Depois disso, o Ministério Público celebrou diversos Termos de Ajustamento de Conduta (TACs) com as siderúrgicas na região, estabelecendo o custeio do terreno para o reassentamento e a destinação de recursos para o projeto.

Ainda segundo a promotora de justiça, o Sindicato das Industrias de Ferro Gusa do Maranhão (Sifema) assinou, em 17 de fevereiro de 2011, um termo de compromisso, na presença do Ministério Público, assumindo a responsabilidade pelo pagamento de quantia necessária para aquisição de 21 hectares do terreno do “Sítio São João”, conforme o valor de R4 3,48 milhões, definido pela avaliação oficial realizada pelo CREA. Em outro acordo, o Sifema concordou em contribuir com R$ 750 mil ao projeto.

Em outubro de 2018, foi assinado o contrato do programa federal Minha Casa, Minha Vida, garantindo a liberação conjunta, pela Caixa Econômica Federal e Fundação Vale S/A, de recursos no valor de R$ 6,24 milhões, para a construção de casas para as famílias da região. As obras foram iniciadas em novembro do mesmo ano.

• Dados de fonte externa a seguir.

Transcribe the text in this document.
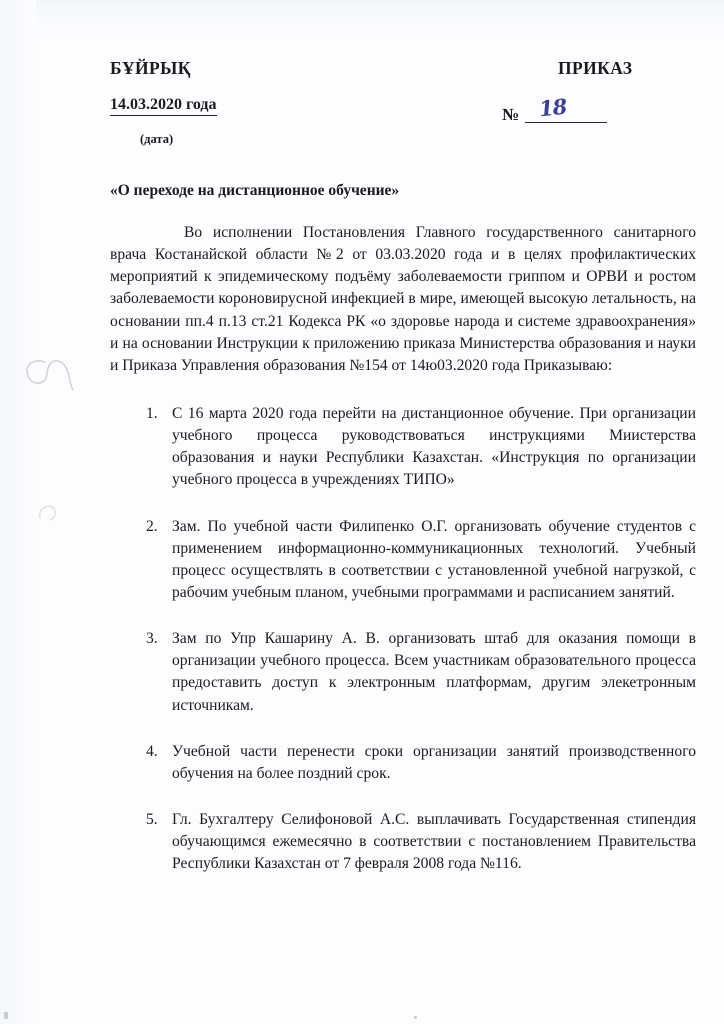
БҰЙРЫҚ	ПРИКАЗ
14.03.2020 года
(дата)
№ 18
«О переходе на дистанционное обучение»

Во исполнении Постановления Главного государственного санитарного врача Костанайской области №2 от 03.03.2020 года и в целях профилактических мероприятий к эпидемическому подъёму заболеваемости гриппом и ОРВИ и ростом заболеваемости короновирусной инфекцией в мире, имеющей высокую летальность, на основании пп.4 п.13 ст.21 Кодекса РК «о здоровье народа и системе здравоохранения» и на основании Инструкции к приложению приказа Министерства образования и науки и Приказа Управления образования №154 от 14ю03.2020 года Приказываю:

С 16 марта 2020 года перейти на дистанционное обучение. При организации учебного процесса руководствоваться инструкциями Миистерства образования и науки Республики Казахстан. «Инструкция по организации учебного процесса в учреждениях ТИПО»
Зам. По учебной части Филипенко О.Г. организовать обучение студентов с применением информационно-коммуникационных технологий. Учебный процесс осуществлять в соответствии с установленной учебной нагрузкой, с рабочим учебным планом, учебными программами и расписанием занятий.
Зам по Упр Кашарину А. В. организовать штаб для оказания помощи в организации учебного процесса. Всем участникам образовательного процесса предоставить доступ к электронным платформам, другим элекетронным источникам.
Учебной части перенести сроки организации занятий производственного обучения на более поздний срок.
Гл. Бухгалтеру Селифоновой А.С. выплачивать Государственная стипендия обучающимся ежемесячно в соответствии с постановлением Правительства Республики Казахстан от 7 февраля 2008 года №116.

“O MPMA sempre esteve na mesa de negociações e pressionou as três esferas de governo (União, Estado e Município) para que o reassentamento se tornasse uma realidade, participando de reuniões com a Caixa Econômica Federal, Ministério das Cidades, Secretaria de Estado de Direitos Humanos, Município de Açailândia, além da Fundação Vale”, enfatiza a representante do MPMA, que destaca o esforço de outros promotores de justiça que atuaram no caso, entre os quais Leonardo Tupinambá, Samira Mercês, Francisco Telmário e Glauce Malheiros.

REIVINDICAÇÕES

A partir de 2008, a Associação Comunitária de Moradores de Pequiá (ACMP) começou a reivindicar o reassentamento coletivo e outras medidas de reparação integral pelos danos sofridos. Mobilizações populares, ocupações e denúncias à ONU e Comissão Interamericana de Direitos Humanos levaram o caso a ter visibilidade e apoio nos níveis nacional e internacional.

Com a mediação do MPMA e da Defensoria Pública Estadual, a associação dos moradores conseguiu levar as empresas responsáveis pelas violações socioambientais a uma negociação extrajudicial.